La RATP embarrassée par une étude sur la qualité de l'air dans le métro
DÉPÊCHE — L'air du métro parisien est-il vicié ? Une étude réalisée pour le compte de l'émission télévisée "Vert de rage" a établi une cartographie précise, mais contestée par la RATP, de la pollution aux particules fines dans le réseau souterrain, s'alarmant de niveaux bien au-delà des standards recommandés.
Pendant huit mois, des dizaines de volontaires équipés de petits boîtiers mesurant la pollution de l'air se sont promenés sur les quais et dans les rames du métro et du RER parisien.
À l'arrivée, 332 stations ont été auscultées, soit 435 quais dont 392 souterrains. Les mesures ont été réalisées en semaine, entre 18 h 00 et 20 h 00, sur une durée de 5 à 10 minutes.
L'émission "Vert de rage", de France 5, qui enquête sur les scandales environnementaux, a présenté les résultats de cette longue enquête mardi matin, en présence des scientifiques ayant encadré les travaux, mais aussi de syndicalistes de la RATP et d'élus, comme le député de Paris Julien Bayou (EELV).
"Il y a un vrai problème de qualité de l'air dans les enceintes ferroviaires souterraines (EFS). Et pour les personnels qui y travaillent, c'est encore plus catastrophique", a alerté Jean-Baptiste Renard, directeur de recherche au CNRS et membre du conseil scientifique de l'association Respire, qui a dirigé l'étude.
La concentration moyenne en particules fines PM2,5 (diamètre inférieur à 2,5 micromètres) atteint 24µg/m3 dans le réseau souterrain, soit près de cinq fois les 5 µg/m3 recommandés par l'OMS.
Méthode contestée
Par endroit, la valeur grimpe à près de 60 µg/m3, comme à la station Belleville, dans le nord-est de Paris. "Vert de rage" en a profité pour établir un classement des lignes les plus polluées avec, en tête, la ligne 5 (34 μg/m3), suivie de près par le RER A, ligne la plus fréquentée du réseau.
"C'est la première fois qu'on arrive à cartographier à ce niveau-là", a souligné Martin Boudot, le présentateur du programme, soulignant que la RATP n'a installé des appareils de mesure que dans deux stations : Auber et Nation.
La RATP a aussitôt remis en cause la méthode utilisée par "Vert de rage" pour mener son étude.
"Ce que je conteste, ce sont les raccourcis qu'on peut faire entre des mesures très ponctuelles et des valeurs de l'OMS qui nécessitent beaucoup de rigueur pour faire des comparaisons", a réagi Marie-Claude Dupuis, directrice stratégie, innovation et développement de la RATP, précisant que les recommandations de l'OMS valent "pour l'air ambiant extérieur".
"Les mesures que nous avons au quotidien nous donnent suffisamment d'informations pour agir", a-t-elle justifié.

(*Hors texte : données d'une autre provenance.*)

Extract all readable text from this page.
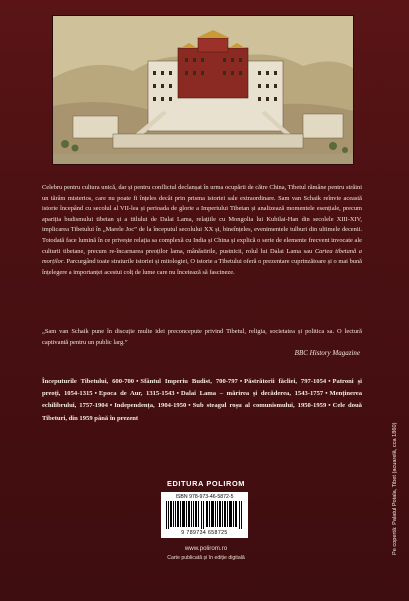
Celebru pentru cultura unică, dar și pentru conflictul declanșat în urma ocupării de către China, Tibetul rămâne pentru străini un tărâm misterios, care nu poate fi înțeles decât prin prisma istoriei sale extraordinare. Sam van Schaik reînvie această istorie începând cu secolul al VII-lea și perioada de glorie a Imperiului Tibetan și analizează momentele esențiale, precum apariția budismului tibetan și a titlului de Dalai Lama, relațiile cu Mongolia lui Kubilai-Han din secolele XIII-XIV, implicarea Tibetului în „Marele Joc” de la începutul secolului XX și, bineînțeles, evenimentele tulburi din ultimele decenii. Totodată face lumină în ce privește relația sa complexă cu India și China și explică o serie de elemente frecvent invocate ale culturii tibetane, precum re-încarnarea preoților lama, mânăstirile, pustnicii, rolul lui Dalai Lama sau Cartea tibetană a morților. Parcurgând toate straturile istoriei și mitologiei, O istorie a Tibetului oferă o prezentare cuprinzătoare și o mai bună înțelegere a importanței acestui colț de lume care nu încetează să fascineze.

„Sam van Schaik pune în discuție multe idei preconcepute privind Tibetul, religia, societatea și politica sa. O lectură captivantă pentru un public larg.”

BBC History Magazine
Începuturile Tibetului, 600-700 • Sfântul Imperiu Budist, 700-797 • Păstrătorii făcliei, 797-1054 • Patroni și preoți, 1054-1315 • Epoca de Aur, 1315-1543 • Dalai Lama – mărirea și decăderea, 1543-1757 • Menținerea echilibrului, 1757-1904 • Independența, 1904-1950 • Sub steagul roșu al comunismului, 1950-1959 • Cele două Tibeturi, din 1959 până în prezent
Pe copertă: Palatul Potala, Tibet (acuarelă, cca 1860)
EDITURA POLIROM
ISBN 978-973-46-5872-5
9 789734 658725
www.polirom.ro
Carte publicată și în ediție digitală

Marie-Claude Dupuis a évoqué l'installation de garnitures de freinage limitant les émissions de particules fines sur dix rames du RER A en 2023 — cette pollution étant en grande partie provoquée par les frottements au moment du freinage — ou les 57 millions d'euros d'investissement pour renouveler une cinquantaine de ventilateurs destinés à évacuer ces particules.
"Asthmatiques"
Il y a un an, l'Agence nationale de sécurité sanitaire (Anses), saisie par les pouvoirs publics, s'était penchée sur la question de la qualité de l'air dans les souterrains du métro.
En dépit d'une littérature scientifique très restreinte, l'Anses avait suggéré le risque "d'inflammation des voies respiratoires, en particulier chez les populations sensibles comme les asthmatiques" ou "d'effets sur la fonction cardiaque autonome".
Elle avait en revanche rejeté "le risque augmenté du cancer du poumon ou de l'infarctus du myocarde", selon Matteo Redaelli, coordinateur d'expertise à l'Anses.
L'Agence avait également proposé des valeurs indicatives de qualité de l'air dans le métro pour respecter les valeurs de référence de l'OMS.
Jusqu'à une heure par jour d'exposition, la concentration de PM2,5 ne devrait pas dépasser les 80µg/m3, selon l'Anses. Une valeur qui tombe à 50µg/m3 à partir de 2 heures d'exposition quotidienne.